Have you noticed those big retaining walls that line many of our area's highways? In this post we discuss these walls, in particular the ones being built to reinforce the elevated mainlanes above the frontage roads and surrounding right of way (ROW) along I-10 for the project between La Cantera and Ralph Fair Road.
These walls allow us to use the I-10 ROW as efficiently as possible with multiple lane heights supported by mechanically stabilized earth (MSE) walls. These walls are constructed soil walls with artificial reinforcing, meaning backfill is brought in to stabilize the wall face and provide a sturdy foundation.
The MSE wall’s face is constructed of precast concrete panels stacked in vertical layers. The precast concrete panels stabilize unstable slopes and retain the soil on steep slopes while under crest loads. Due to the mainlane overpasses being higher in elevation than the frontage roads or surrounding ground, these walls are needed to widen the road. Otherwise, there is not enough distance between mainlanes and frontage roads to place the required embankment slopes. Below are some examples of MSE retaining wall we're constructing on this project.

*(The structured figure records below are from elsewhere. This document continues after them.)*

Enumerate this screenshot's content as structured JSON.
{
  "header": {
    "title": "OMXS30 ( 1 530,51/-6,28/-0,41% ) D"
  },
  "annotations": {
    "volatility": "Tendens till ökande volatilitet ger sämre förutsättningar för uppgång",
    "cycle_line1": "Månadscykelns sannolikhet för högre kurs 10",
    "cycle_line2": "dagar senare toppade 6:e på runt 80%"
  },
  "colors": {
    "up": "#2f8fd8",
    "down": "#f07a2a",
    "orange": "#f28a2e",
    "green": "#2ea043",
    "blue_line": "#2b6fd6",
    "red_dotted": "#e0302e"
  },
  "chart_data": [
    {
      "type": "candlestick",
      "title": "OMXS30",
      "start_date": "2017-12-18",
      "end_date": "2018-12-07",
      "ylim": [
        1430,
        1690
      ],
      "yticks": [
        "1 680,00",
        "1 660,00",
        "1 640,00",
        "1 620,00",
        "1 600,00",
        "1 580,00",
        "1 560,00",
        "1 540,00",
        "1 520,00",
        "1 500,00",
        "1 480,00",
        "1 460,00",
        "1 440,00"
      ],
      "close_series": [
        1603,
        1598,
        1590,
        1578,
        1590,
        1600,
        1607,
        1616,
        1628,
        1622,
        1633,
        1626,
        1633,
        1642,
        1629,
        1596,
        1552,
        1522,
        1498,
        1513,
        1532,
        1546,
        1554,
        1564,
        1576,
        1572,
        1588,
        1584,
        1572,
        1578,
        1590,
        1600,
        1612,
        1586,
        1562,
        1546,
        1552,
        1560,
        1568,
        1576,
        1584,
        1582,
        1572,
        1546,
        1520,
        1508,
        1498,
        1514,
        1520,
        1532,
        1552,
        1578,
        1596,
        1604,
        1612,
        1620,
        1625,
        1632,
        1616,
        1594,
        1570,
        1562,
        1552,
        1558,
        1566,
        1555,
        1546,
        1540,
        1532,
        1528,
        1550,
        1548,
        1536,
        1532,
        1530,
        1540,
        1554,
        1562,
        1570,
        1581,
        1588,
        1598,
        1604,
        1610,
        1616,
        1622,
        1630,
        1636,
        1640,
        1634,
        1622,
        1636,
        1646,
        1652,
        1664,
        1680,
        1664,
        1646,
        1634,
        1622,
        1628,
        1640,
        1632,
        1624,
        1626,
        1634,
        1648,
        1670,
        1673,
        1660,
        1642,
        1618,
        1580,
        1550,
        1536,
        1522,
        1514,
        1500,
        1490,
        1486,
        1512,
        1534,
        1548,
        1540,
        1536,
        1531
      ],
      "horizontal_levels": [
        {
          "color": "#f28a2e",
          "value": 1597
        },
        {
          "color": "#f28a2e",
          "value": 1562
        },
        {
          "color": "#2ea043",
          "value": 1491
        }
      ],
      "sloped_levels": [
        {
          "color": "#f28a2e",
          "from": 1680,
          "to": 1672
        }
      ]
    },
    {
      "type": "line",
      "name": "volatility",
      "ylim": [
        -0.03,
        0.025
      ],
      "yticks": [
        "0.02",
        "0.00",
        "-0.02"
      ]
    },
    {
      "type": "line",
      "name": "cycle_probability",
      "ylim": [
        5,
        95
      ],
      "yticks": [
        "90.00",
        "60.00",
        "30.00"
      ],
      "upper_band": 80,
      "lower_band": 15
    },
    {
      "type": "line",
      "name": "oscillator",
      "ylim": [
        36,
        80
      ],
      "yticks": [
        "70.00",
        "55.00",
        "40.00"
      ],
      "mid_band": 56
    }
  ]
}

With these new retaining walls in the construction process, it won’t be long until you will be driving on the new and improved lanes they will support. Next time you’re stopped next to a retaining wall, take a quick look and admire how much weight these simple, yet extraordinary walls support.
In the pictures above, the top two show the retaining wall during the actual construction process. These pictures clearly show the backfill used to stabilize the wall along with the individual precast concrete panels. The bottom two pictures show the retaining wall with several vertical layers of precast concrete panels. Also notice that all the concrete panels have the same unique pattern on the face of the panels. This pattern is specific to MSE retaining walls in the San Antonio district, so keep an eye out for this pattern throughout the city!